A HEADTEACHER who faced a massive backlash for apparently blaming the Bangladeshi community for rising coronavirus infections is stepping down.
Karen Todd, the headteacher of Richard Avenue Primary School in Sunderland for 18 years, said she would retire on August 31, a MailOnline report said.
Her letter to schoolchildren’s parents in November last year suggested some members of the Bangladeshi community working as “taxi drivers or waiters at restaurants” acted irresponsibly and risked the spread of the virus.
Todd said in the letter, “I apologise, for those Bangladeshi families receiving this letter, who are like myself, trying to do the right thing. But I felt it was important for us as a whole community to be open and honest with each other.
“I ask myself, how many of those adults who are currently testing positive, or awaiting results, having acted irresponsibly; Have sent their children to school? Who are working as a taxi driver? In a restaurant or takeaway?
“This virus is highly contagious, significantly impacts more on the BAME community and can kill. I feel many people need to wake up, take responsibility and change their behaviour.”
She had accused the community of attending weddings at home and “hosting Mehndi nights against the law”.

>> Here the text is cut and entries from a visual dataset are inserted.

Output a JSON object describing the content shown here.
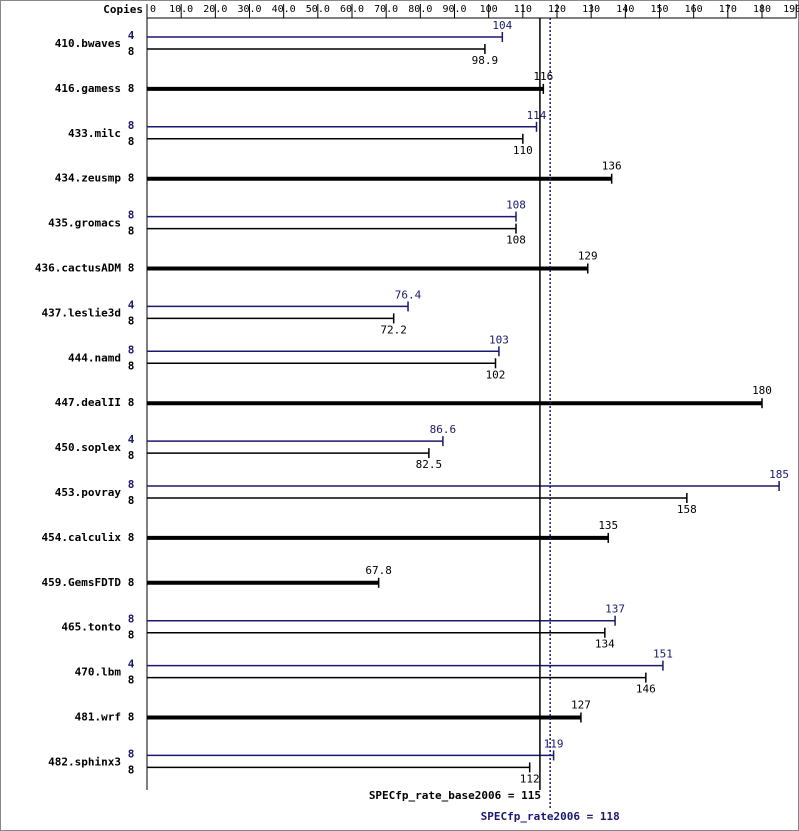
{
  "chart_data": {
    "type": "spec-bar",
    "copies_label": "Copies",
    "xlim": [
      0,
      190
    ],
    "xticks": [
      0,
      {
        "value": 10,
        "label": "10.0"
      },
      {
        "value": 20,
        "label": "20.0"
      },
      {
        "value": 30,
        "label": "30.0"
      },
      {
        "value": 40,
        "label": "40.0"
      },
      {
        "value": 50,
        "label": "50.0"
      },
      {
        "value": 60,
        "label": "60.0"
      },
      {
        "value": 70,
        "label": "70.0"
      },
      {
        "value": 80,
        "label": "80.0"
      },
      {
        "value": 90,
        "label": "90.0"
      },
      100,
      110,
      120,
      130,
      140,
      150,
      160,
      170,
      180,
      190
    ],
    "base_color": "#000000",
    "peak_color": "#191970",
    "benchmarks": [
      {
        "name": "410.bwaves",
        "peak_copies": 4,
        "peak": 104,
        "base_copies": 8,
        "base": 98.9
      },
      {
        "name": "416.gamess",
        "base_copies": 8,
        "base": 116
      },
      {
        "name": "433.milc",
        "peak_copies": 8,
        "peak": 114,
        "base_copies": 8,
        "base": 110
      },
      {
        "name": "434.zeusmp",
        "base_copies": 8,
        "base": 136
      },
      {
        "name": "435.gromacs",
        "peak_copies": 8,
        "peak": 108,
        "base_copies": 8,
        "base": 108
      },
      {
        "name": "436.cactusADM",
        "base_copies": 8,
        "base": 129
      },
      {
        "name": "437.leslie3d",
        "peak_copies": 4,
        "peak": 76.4,
        "base_copies": 8,
        "base": 72.2
      },
      {
        "name": "444.namd",
        "peak_copies": 8,
        "peak": 103,
        "base_copies": 8,
        "base": 102
      },
      {
        "name": "447.dealII",
        "base_copies": 8,
        "base": 180
      },
      {
        "name": "450.soplex",
        "peak_copies": 4,
        "peak": 86.6,
        "base_copies": 8,
        "base": 82.5
      },
      {
        "name": "453.povray",
        "peak_copies": 8,
        "peak": 185,
        "base_copies": 8,
        "base": 158
      },
      {
        "name": "454.calculix",
        "base_copies": 8,
        "base": 135
      },
      {
        "name": "459.GemsFDTD",
        "base_copies": 8,
        "base": 67.8
      },
      {
        "name": "465.tonto",
        "peak_copies": 8,
        "peak": 137,
        "base_copies": 8,
        "base": 134
      },
      {
        "name": "470.lbm",
        "peak_copies": 4,
        "peak": 151,
        "base_copies": 8,
        "base": 146
      },
      {
        "name": "481.wrf",
        "base_copies": 8,
        "base": 127
      },
      {
        "name": "482.sphinx3",
        "peak_copies": 8,
        "peak": 119,
        "base_copies": 8,
        "base": 112
      }
    ],
    "base_metric": {
      "label": "SPECfp_rate_base2006 =",
      "value": 115
    },
    "peak_metric": {
      "label": "SPECfp_rate2006 =",
      "value": 118
    }
  }
}
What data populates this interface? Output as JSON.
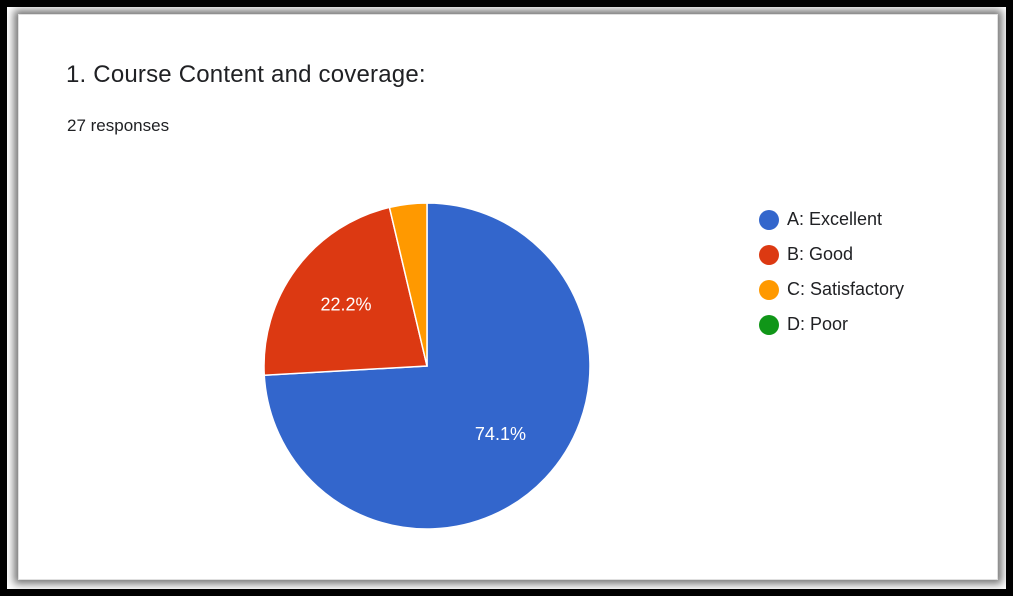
{
  "card": {
    "title": "1. Course Content and coverage:",
    "subtitle": "27 responses"
  },
  "chart_data": {
    "type": "pie",
    "title": "1. Course Content and coverage:",
    "subtitle": "27 responses",
    "legend_position": "right",
    "slices": [
      {
        "label": "A: Excellent",
        "value": 74.1,
        "color": "#3366cc",
        "data_label": "74.1%"
      },
      {
        "label": "B: Good",
        "value": 22.2,
        "color": "#dc3912",
        "data_label": "22.2%"
      },
      {
        "label": "C: Satisfactory",
        "value": 3.7,
        "color": "#ff9900",
        "data_label": ""
      },
      {
        "label": "D: Poor",
        "value": 0,
        "color": "#109618",
        "data_label": ""
      }
    ]
  }
}
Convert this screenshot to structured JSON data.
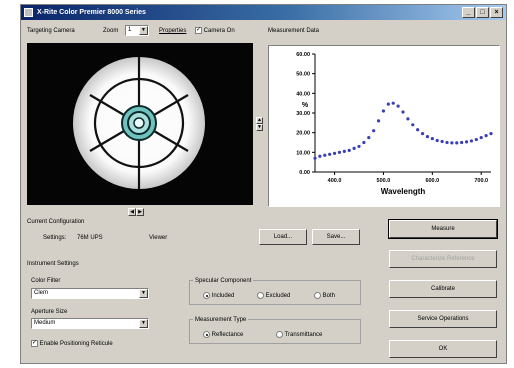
{
  "window": {
    "title": "X-Rite Color Premier 8000 Series",
    "controls": {
      "minimize": "_",
      "maximize": "□",
      "close": "×"
    }
  },
  "camera": {
    "group_label": "Targeting Camera",
    "zoom_label": "Zoom",
    "zoom_value": "1",
    "properties_label": "Properties",
    "camera_on_label": "Camera On",
    "camera_on_checked": true
  },
  "measurement": {
    "label": "Measurement Data"
  },
  "current_config": {
    "label": "Current Configuration",
    "settings_label": "Settings:",
    "settings_value": "76M UPS",
    "name_value": "Viewer",
    "load_label": "Load...",
    "save_label": "Save..."
  },
  "instrument": {
    "label": "Instrument Settings",
    "color_filter_label": "Color Filter",
    "color_filter_value": "Clem",
    "aperture_label": "Aperture Size",
    "aperture_value": "Medium",
    "enable_label": "Enable Positioning Reticule",
    "enable_checked": true
  },
  "specular": {
    "label": "Specular Component",
    "options": [
      "Included",
      "Excluded",
      "Both"
    ],
    "selected": 0
  },
  "mtype": {
    "label": "Measurement Type",
    "options": [
      "Reflectance",
      "Transmittance"
    ],
    "selected": 0
  },
  "buttons": {
    "measure": "Measure",
    "disabled": "Characterize Reference",
    "calibrate": "Calibrate",
    "service": "Service Operations",
    "ok": "OK"
  },
  "chart_data": {
    "type": "scatter",
    "xlabel": "Wavelength",
    "ylabel": "%",
    "x_ticks": [
      "400.0",
      "500.0",
      "600.0",
      "700.0"
    ],
    "y_ticks": [
      "60.00",
      "50.00",
      "40.00",
      "30.00",
      "20.00",
      "10.00",
      "0.00"
    ],
    "xlim": [
      360,
      720
    ],
    "ylim": [
      0,
      60
    ],
    "x": [
      360,
      370,
      380,
      390,
      400,
      410,
      420,
      430,
      440,
      450,
      460,
      470,
      480,
      490,
      500,
      510,
      520,
      530,
      540,
      550,
      560,
      570,
      580,
      590,
      600,
      610,
      620,
      630,
      640,
      650,
      660,
      670,
      680,
      690,
      700,
      710,
      720
    ],
    "y": [
      7,
      8,
      8.5,
      9,
      9.5,
      10,
      10.5,
      11,
      12,
      13,
      15,
      17.5,
      21,
      26,
      31,
      34.5,
      35,
      33.5,
      30.5,
      27,
      24,
      21.5,
      19.5,
      18,
      17,
      16,
      15.5,
      15,
      14.8,
      14.8,
      15,
      15.3,
      15.8,
      16.5,
      17.5,
      18.5,
      19.5
    ],
    "marker_color": "#3b3fb6"
  }
}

As the controversial letter triggered outrage with the community’s leaders calling out the “stereotype”, she apologised but insisted it was “never my intention”.
A petition seeking an investigation and her ouster said, “we find the language and tone of the letter harassing, offensive, derogatory and humiliating, with the racist stereotyping of a whole community completely intolerable.”
As the controversy raged, Todd stayed away from her school for five months but returned in May.
In her letter sent to schoolchildren’s parents this month, she said she was retiring from her job with “a heavy heart”.
“I have always loved my job. It has been an honour and a privilege to hold such a position and work alongside such amazing children and staff,” she said in the letter”.
Together for Children, the company that delivers children’s services on behalf of Sunderland City Council, confirmed Todd’s departure and said the board of governors will now begin the process to appoint her replacement, the MailOnline report said.